Do hamsters & mice know they aren't actually getting anywhere when they run in a wheel?

This has bothered me forever. Sometimes my when I try to grab my mice they jump in their wheel and run for their lives. So I wonder if, in general, when they run in it, do they think they are getting some where? Or do they realize it’s just for fun or helping to relieve their anxiety?

My guess: When threatened, instinct tells them to move their little legs as fast as possible. They probably aren’t linking the concepts that fast moving legs equates to distance traveled away from danger which results in safety. They’re just moving those damn little feet as fast as they can. Since they’ve grown accustomed to doing that on the wheel, they just automatically go there when the running instinct kicks in.

Greetings. This is my first acton in straightdope forums as I just registered tonight. This one seemed safe enough to get my toes wet.
As a kid, I raised rats & mice to sell back to pet stores; also had every other critter possible at one point or other. I’m going to make a quick guess here that aside from that wheel there is probably a water bottle and a simple shelter (paper towel roll, cardboard box, etc…) and maybe a food bowl, if you bother with one, in the cage or screened aquarium the rodent resides in. You may have noticed as I did that catching that little sucker in the wheel is harder than grasping it in a corner or in its box. So did it. Also, even when cornered and your hand is closing as you catch it in a corner, its legs keep moving while they can; even if you lift it by the tail. The wheel is as good an option of somewhere to run as it has. Wherever it runs, it will keep running if it can. To answer your question straightly IMO: they ain’t that stupid; they just can’t do much else.

Well, we humans keep putting on the monkey suit every day, and driving for an hour to sit in a cubicle and talk to a computer, and do it over and over even though we’re not getting anywhere, and we’re supposedly much smarter than mice, so my guess would be…no.

if people use treadmills for exercise then why can’t they.

So you’re saying hamsters only do it to keep weight off?

Why do you think we call it the Rat Race?

The problem with the rat race is: even if you win, you’re still a rat. :slight_smile:

[Bolding Mine]

You need to talk to the people who told you to sit in the cubicle.

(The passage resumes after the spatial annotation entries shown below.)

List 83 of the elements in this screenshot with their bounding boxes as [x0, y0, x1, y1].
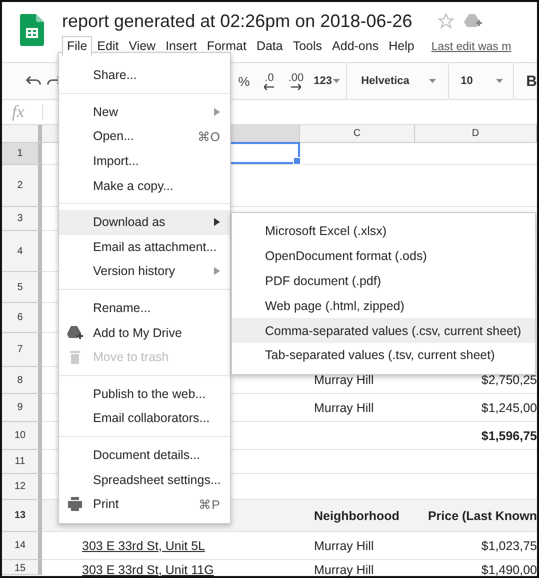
table-cell: Murray Hill: [314, 400, 374, 414]
menu-option[interactable]: Share...: [59, 63, 230, 88]
menu-item[interactable]: Edit: [92, 36, 124, 56]
menu-option[interactable]: Download as: [59, 210, 230, 235]
menu-option[interactable]: Email as attachment...: [59, 234, 230, 260]
row-header[interactable]: 8: [2, 367, 42, 394]
row-header[interactable]: 11: [2, 450, 42, 474]
table-cell: $2,750,25: [481, 373, 537, 387]
row-header[interactable]: 6: [2, 303, 42, 333]
caret-icon: [496, 79, 504, 83]
decrease-decimal-button[interactable]: .0: [264, 72, 274, 90]
row-header[interactable]: 10: [2, 422, 42, 450]
left-arrow-icon: [264, 84, 274, 90]
submenu-arrow-icon: [214, 267, 220, 276]
row-header[interactable]: 5: [2, 272, 42, 303]
menu-item[interactable]: Format: [202, 36, 252, 56]
submenu-item[interactable]: OpenDocument format (.ods): [232, 244, 535, 269]
column-header[interactable]: D: [415, 125, 537, 142]
row-header[interactable]: 14: [2, 532, 42, 560]
menu-item[interactable]: File: [62, 36, 92, 56]
percent-button[interactable]: %: [238, 76, 250, 86]
submenu-item[interactable]: Microsoft Excel (.xlsx): [232, 219, 535, 244]
row-header[interactable]: 2: [2, 165, 42, 207]
menu-option[interactable]: Add to My Drive: [59, 320, 230, 345]
row-header[interactable]: 13: [2, 500, 42, 532]
menu-option[interactable]: Spreadsheet settings...: [59, 467, 230, 492]
drive-add-icon[interactable]: [464, 13, 482, 29]
menu-item[interactable]: Data: [251, 36, 288, 56]
menu-option[interactable]: Rename...: [59, 296, 230, 320]
table-cell: $1,596,75: [481, 428, 537, 442]
menu-item[interactable]: Add-ons: [327, 36, 384, 56]
submenu-arrow-icon: [214, 108, 220, 116]
menu-option[interactable]: Version history: [59, 259, 230, 284]
submenu-item[interactable]: Comma-separated values (.csv, current sheet): [232, 318, 535, 343]
submenu-item[interactable]: PDF document (.pdf): [232, 268, 535, 294]
last-edit-link[interactable]: Last edit was m: [431, 41, 512, 56]
column-header[interactable]: C: [300, 125, 415, 142]
menu-option[interactable]: Print ⌘P: [59, 492, 230, 516]
menu-option[interactable]: Open... ⌘O: [59, 124, 230, 149]
menu-item[interactable]: View: [124, 36, 161, 56]
caret-icon: [333, 79, 340, 83]
submenu-item[interactable]: Web page (.html, zipped): [232, 293, 535, 318]
row-header[interactable]: 3: [2, 207, 42, 231]
row-header[interactable]: 12: [2, 474, 42, 500]
drive-add-icon: [67, 326, 83, 340]
table-cell: Price (Last Known: [428, 508, 537, 522]
submenu-arrow-icon: [214, 218, 220, 226]
menu-option[interactable]: Document details...: [59, 442, 230, 468]
increase-decimal-button[interactable]: .00: [288, 72, 304, 90]
menu-option[interactable]: Email collaborators...: [59, 406, 230, 431]
menu-option[interactable]: Publish to the web...: [59, 382, 230, 406]
menu-option[interactable]: Import...: [59, 148, 230, 174]
table-cell: Neighborhood: [314, 508, 400, 522]
row-header[interactable]: 7: [2, 333, 42, 367]
address-link[interactable]: 303 E 33rd St, Unit 5L: [82, 538, 205, 552]
trash-icon: [67, 350, 83, 364]
spreadsheet-logo-icon[interactable]: [20, 14, 44, 46]
address-link[interactable]: 303 E 33rd St, Unit 11G: [82, 563, 214, 576]
row-header[interactable]: 9: [2, 394, 42, 422]
menu-item[interactable]: Help: [384, 36, 420, 56]
table-cell: $1,023,75: [481, 538, 537, 552]
format-dropdown[interactable]: 123: [314, 75, 340, 87]
font-dropdown[interactable]: Helvetica: [361, 75, 436, 87]
menu-item[interactable]: Insert: [160, 36, 202, 56]
document-title[interactable]: report generated at 02:26pm on 2018-06-26: [62, 10, 412, 32]
table-cell: Murray Hill: [314, 373, 374, 387]
star-icon[interactable]: [438, 13, 454, 29]
bold-button[interactable]: B: [526, 72, 537, 90]
menu-item[interactable]: Tools: [288, 36, 328, 56]
caret-icon: [428, 79, 436, 83]
formula-label: fx: [11, 102, 26, 122]
font-size-dropdown[interactable]: 10: [460, 75, 504, 87]
submenu-item[interactable]: Tab-separated values (.tsv, current sheet): [232, 342, 535, 368]
table-cell: $1,490,00: [481, 563, 537, 576]
table-cell: $1,245,00: [481, 400, 537, 414]
menu-option[interactable]: Make a copy...: [59, 173, 230, 198]
menu-option[interactable]: New: [59, 100, 230, 124]
right-arrow-icon: [290, 84, 301, 90]
row-header[interactable]: 1: [2, 143, 42, 165]
printer-icon: [67, 497, 83, 512]
row-header[interactable]: 15: [2, 560, 42, 575]
row-header[interactable]: 4: [2, 231, 42, 272]
table-cell: Murray Hill: [314, 538, 374, 552]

They are supposed to give you a paycheck (reward) for your effort.

And at the very least hide your red stapler.


When I had hamsters as a kid, I studied them as they ran in their wheel. I noticed that the dumb ones would just run for a period of time, then get out. The smarter male hamsters would stop, check their map, then continue. The smarter female hamsters would stop and ask directions.

Welcome! :smiley:

I see a business opportunity here, GPS for hamsters.

I’d say they just enjoy it. Dogs enjoy running in a wheel, why not hamsters?

I’m wondering just how anyone could ascertain that a hamster or a mouse knows something like that. Consequently, I’m wondering how someone here could answer that question.

Ah, but the “reward” is like the pellets you give a hamster: it’s juuuuuuust enough to keep you alive and functional, and to pay for the maintenance of the monkey suit and the transportation to get you from your burrow to your cage and back each day.

So you never get anywhere, in the sense that you never can save anything and each day, you wind up in the same cubicle, running on the same wheel.

Yes, I’m heinously mixing the two metaphors.

I suspect the rat, though, runs out of boredom more than anything else. This could be empirically tested by giving rats tiny little remotes and 120 channels of cable TV (with premium channels, of course). NOW let’s see how long they run on that frickin’ wheel.

They’re pretending to fly.

By testing response under different conditions. If a rodent runs on the wheel in response to a threat of predation, it’s pretty evident that it thinks it’s getting somewhere, because otherwise the response makes no sense. So the OP may have answered his/her own question.

That would only illustrate running as a fear response, wouldn’t it? It doesn’t answer the question of whether the hamster knows it’s not getting anywhere in the absence of a threat.

I could imagine more tests. For example, if rodents run more when their cage is empty of food, then they (probably) think they’re moving somewhere to where they might find food. Conversely, if they slacken running after long periods of time with the same cage/wheel, that might indicate that they have figured out they aren’t getting anywhere.

Mind you, I have no idea whether anyone has run any of these tests. But I do think there are ways to get inside the rodent mind.

I think that in the OP scenario, the question does refer to a fear response. The approaching hand is a threat. Ya?